The solubility advantage proved dramatic. Thioimidate peptides dissolved above 100 mM in DMF and DCM, while all-amide controls required a solubility-enhancing Gln(Trt) residue just to reach 5 mM. Cyclization yields tracked the same pattern. A homochiral tetrapeptide thioimidate closed in 10 to 12% yield where the all-amide control produced nothing. Adding a C-terminal D-Ala, a standard rescue strategy, failed to help the all-amide version but pushed the thioimidate analogue to 62 to 70%. A homochiral pentapeptide thioimidate cycled at 43 to 50% yield even at 50 mM, a concentration where the all-amide control remained insoluble. A mild Ag(I) step then converts the thioimidate to the native amide, with AgBF4 in 1:9 H2O/1,4-dioxane giving 84% conversion. Applied to seven intentionally difficult homochiral sequences, the strategy delivered several previously inaccessible pentapeptide macrocycles, the first synthesis of the trichoderide A tetrapeptide core from Trichoderma reesei, and the first synthesis of the Streptomyces cyclotetrapeptide vinaceuline. A homochiral cyclopentaleucine macrocycle previously isolated in 3% yield was obtained in 34% yield without optimization.
Beyond enabling ring closure, the thioimidate serves as a traceless branch point for late-stage backbone editing. From a single cyclic precursor, the team accessed four structurally distinct analogs: a 15N-labeled amidine prepared with inexpensive 15NH4OAc, a thioamide produced with 2,4,6-collidine and H2S in 66% yield, a deuterium-labeled reduced-amide pseudopeptide generated in 94% yield by NaCNBD3 reduction, and an 18O-labeled native amide obtained in greater than 99% yield by running the Ag(I) hydrolysis in H218O. The reduction protocol is the first general amide-bond reduction of a cyclic peptide without ring opening, and the 18O route is the first selective chemical method for amide-oxygen labeling compatible with standard SPPS protecting groups.

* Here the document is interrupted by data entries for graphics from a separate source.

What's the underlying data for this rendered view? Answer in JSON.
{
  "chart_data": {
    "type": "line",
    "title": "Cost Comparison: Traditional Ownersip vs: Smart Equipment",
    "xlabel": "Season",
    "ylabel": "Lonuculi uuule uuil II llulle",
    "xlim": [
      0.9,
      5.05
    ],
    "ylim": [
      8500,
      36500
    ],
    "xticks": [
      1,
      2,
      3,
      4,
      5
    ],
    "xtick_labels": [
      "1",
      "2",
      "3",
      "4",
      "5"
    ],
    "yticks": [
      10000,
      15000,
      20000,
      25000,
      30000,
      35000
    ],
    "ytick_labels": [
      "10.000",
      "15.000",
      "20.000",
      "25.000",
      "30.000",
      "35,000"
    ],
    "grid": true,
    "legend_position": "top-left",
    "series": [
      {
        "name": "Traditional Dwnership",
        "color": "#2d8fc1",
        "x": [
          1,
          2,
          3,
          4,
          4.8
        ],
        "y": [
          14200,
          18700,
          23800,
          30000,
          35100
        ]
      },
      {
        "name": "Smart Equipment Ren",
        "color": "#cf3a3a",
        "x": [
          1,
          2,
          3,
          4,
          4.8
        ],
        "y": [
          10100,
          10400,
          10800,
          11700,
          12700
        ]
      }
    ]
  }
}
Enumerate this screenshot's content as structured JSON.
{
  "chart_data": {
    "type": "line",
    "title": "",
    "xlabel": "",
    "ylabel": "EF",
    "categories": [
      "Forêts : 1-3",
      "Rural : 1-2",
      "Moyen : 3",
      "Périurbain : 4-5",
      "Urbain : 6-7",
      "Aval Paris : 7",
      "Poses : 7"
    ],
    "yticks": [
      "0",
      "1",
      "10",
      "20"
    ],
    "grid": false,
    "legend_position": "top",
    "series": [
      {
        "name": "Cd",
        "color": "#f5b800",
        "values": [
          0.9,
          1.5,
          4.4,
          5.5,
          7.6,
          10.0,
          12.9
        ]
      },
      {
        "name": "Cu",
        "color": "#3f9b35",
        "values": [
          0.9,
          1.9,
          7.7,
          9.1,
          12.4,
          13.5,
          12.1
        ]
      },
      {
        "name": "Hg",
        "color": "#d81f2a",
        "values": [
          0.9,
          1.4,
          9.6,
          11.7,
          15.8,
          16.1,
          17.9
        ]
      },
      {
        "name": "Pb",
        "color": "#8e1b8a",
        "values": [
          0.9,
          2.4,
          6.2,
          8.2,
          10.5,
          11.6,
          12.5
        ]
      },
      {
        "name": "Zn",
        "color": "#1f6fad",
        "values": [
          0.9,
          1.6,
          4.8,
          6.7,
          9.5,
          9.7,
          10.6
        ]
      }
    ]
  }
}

The thioimidate platform fills a longstanding gap in macrocyclic peptide synthesis. It is side-chain-agnostic, works with conventional SPPS protecting-group logic and coupling reagents, and leaves no permanent trace in the final macrocycle. Medicinal chemists gain a practical route to thioamides, amidines, pseudopeptides, and isotopically labeled derivatives from one shared intermediate, enabling systematic exploration of backbone bioisosteres. Trityl-protected cysteine is incompatible with the Ag(I) step, though methionine tolerates the conditions, suggesting that alternative cysteine protecting groups could extend future scope. With first syntheses of two natural products already demonstrated, the platform looks set to accelerate both the discovery of biologically active macrocycles and the study of how backbone chemistry governs peptide conformation and cell permeability.